Find out more about this exciting technology in our new video
Here at Protolabs we offer a variety of cutting-edge technologies to produce precision-engineered parts from a range of plastics, designed to suit your needs. From Multi Jet Fusion (MJF) to Selective Laser Sintering (SLS) to Stereolithography, we can create the parts you need quickly and precisely.
Plus, with our technical support team on call, we can talk to you about your designs and help you to choose the ideal production solution for your needs, and show you just what we can do to help you reach your creative vision.

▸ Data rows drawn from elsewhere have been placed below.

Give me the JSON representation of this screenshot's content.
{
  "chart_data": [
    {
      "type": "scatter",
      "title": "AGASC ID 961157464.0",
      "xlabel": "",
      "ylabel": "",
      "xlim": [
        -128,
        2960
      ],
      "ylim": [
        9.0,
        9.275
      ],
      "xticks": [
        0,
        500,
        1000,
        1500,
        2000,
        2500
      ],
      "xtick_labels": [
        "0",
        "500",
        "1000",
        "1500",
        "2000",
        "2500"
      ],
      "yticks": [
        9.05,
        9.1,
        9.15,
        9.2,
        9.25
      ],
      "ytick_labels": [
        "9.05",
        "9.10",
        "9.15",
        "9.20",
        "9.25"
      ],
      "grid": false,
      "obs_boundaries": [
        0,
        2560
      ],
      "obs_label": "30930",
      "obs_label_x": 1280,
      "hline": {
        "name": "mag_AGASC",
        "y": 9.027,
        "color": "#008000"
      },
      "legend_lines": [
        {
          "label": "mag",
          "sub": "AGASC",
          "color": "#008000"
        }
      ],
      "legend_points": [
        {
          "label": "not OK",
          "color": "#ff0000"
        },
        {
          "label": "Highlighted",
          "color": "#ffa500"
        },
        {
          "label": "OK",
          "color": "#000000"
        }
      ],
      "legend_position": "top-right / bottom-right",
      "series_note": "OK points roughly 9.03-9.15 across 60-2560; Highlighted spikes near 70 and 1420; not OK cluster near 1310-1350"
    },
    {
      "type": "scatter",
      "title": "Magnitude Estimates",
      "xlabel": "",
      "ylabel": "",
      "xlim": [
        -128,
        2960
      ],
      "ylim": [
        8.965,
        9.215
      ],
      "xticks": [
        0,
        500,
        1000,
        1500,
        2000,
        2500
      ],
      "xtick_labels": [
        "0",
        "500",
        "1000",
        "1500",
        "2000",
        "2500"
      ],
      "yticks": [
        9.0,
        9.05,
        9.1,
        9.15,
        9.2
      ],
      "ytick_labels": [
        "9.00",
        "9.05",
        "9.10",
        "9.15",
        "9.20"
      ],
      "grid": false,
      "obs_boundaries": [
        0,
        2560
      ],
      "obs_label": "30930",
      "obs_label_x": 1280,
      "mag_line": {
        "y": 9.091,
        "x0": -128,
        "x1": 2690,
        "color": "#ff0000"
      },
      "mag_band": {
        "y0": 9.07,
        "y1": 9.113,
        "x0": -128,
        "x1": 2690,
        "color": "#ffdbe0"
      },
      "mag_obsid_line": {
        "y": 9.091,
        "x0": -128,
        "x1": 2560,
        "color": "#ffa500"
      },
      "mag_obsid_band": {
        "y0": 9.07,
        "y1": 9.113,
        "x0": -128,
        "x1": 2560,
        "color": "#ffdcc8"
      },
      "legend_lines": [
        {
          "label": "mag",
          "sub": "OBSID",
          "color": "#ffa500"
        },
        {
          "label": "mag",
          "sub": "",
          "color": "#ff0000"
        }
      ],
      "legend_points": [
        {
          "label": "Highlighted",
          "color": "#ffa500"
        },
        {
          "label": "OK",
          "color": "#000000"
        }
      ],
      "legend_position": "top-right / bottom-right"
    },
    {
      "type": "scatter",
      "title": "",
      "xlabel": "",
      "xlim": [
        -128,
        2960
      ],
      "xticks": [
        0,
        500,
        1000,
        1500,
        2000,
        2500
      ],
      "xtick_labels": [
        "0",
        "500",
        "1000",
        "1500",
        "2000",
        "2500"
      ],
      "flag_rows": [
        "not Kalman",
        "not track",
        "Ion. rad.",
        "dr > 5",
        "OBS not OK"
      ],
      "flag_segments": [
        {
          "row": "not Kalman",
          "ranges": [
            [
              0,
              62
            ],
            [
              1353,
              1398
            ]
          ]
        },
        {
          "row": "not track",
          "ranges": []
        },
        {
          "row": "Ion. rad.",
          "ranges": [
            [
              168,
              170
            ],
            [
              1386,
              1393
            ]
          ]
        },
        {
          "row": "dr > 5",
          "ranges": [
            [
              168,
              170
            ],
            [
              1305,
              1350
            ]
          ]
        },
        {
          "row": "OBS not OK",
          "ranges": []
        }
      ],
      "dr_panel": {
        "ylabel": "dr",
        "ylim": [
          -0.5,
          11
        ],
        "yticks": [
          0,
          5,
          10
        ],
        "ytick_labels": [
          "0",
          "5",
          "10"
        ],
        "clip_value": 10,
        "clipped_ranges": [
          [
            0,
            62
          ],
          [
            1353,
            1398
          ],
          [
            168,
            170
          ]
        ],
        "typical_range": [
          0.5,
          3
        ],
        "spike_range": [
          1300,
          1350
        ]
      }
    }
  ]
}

Want to find out more about our cutting-edge plastic technologies? Watch this video.
Benefits of Polyjet
- Provides one of the best surface finishes of any additive process
- Good for producing complex parts
- Can support complex geometries with multiple materials and colours
- High Accuracy
What is Polyjet used for?
Polyjet is a great option for anyone needing fast, flexible, accurate prototyping parts, with the ability to incorporate multiple hardness levels and/or material colours, in a single build.
Good for use in a wide variety of industries including the automotive industry, for things such as rubber seals and semi-rigid gaskets. The medical industry for protoyping orthopaedic implants and dental prostheses for fit-testing. Also good for flexible straps and covers on athletic equipment.
Polyjet Design Considerations
- Unsupported walls and features can be as small as 0.8mm, but if they are to be used in a functional fashion or for load-bearing, they should be at least 1.0mm across. Height of these features depends partly on the material and part geometry. Very tall freestanding walls and bosses should be avoided as they can be damaged when support is removed.
- It is difficult to remove support materials on holes, slots, and channels that are much smaller than 0.75mm across. In reality, features this narrow may not form properly.
- Weep holes and land-locked shapes are ok if holes are large enough to allow for rinsing of support material. However, unless there is good reason, it is suggested to leave them closed. It's likely you won't notice the trapped support material.
- Prototypes for overmoulded parts or those with integral gasket material, should be designed with zero clearance of up to 0.05mm interference fit. Leaving any kind of gap can result in components coming apart in your hands.
- Digital Photopolymers have soft touch and flexible features, they also have improved grip, impact resistance and two-toned colouring aesthetics.
- 3D Printed silicone has high temperature and weather resistance. Allows for the possibility of very-thin walls and elastic models. It also comes in different hardnesses and thin parts can be easily bent thanks to their good elasticity.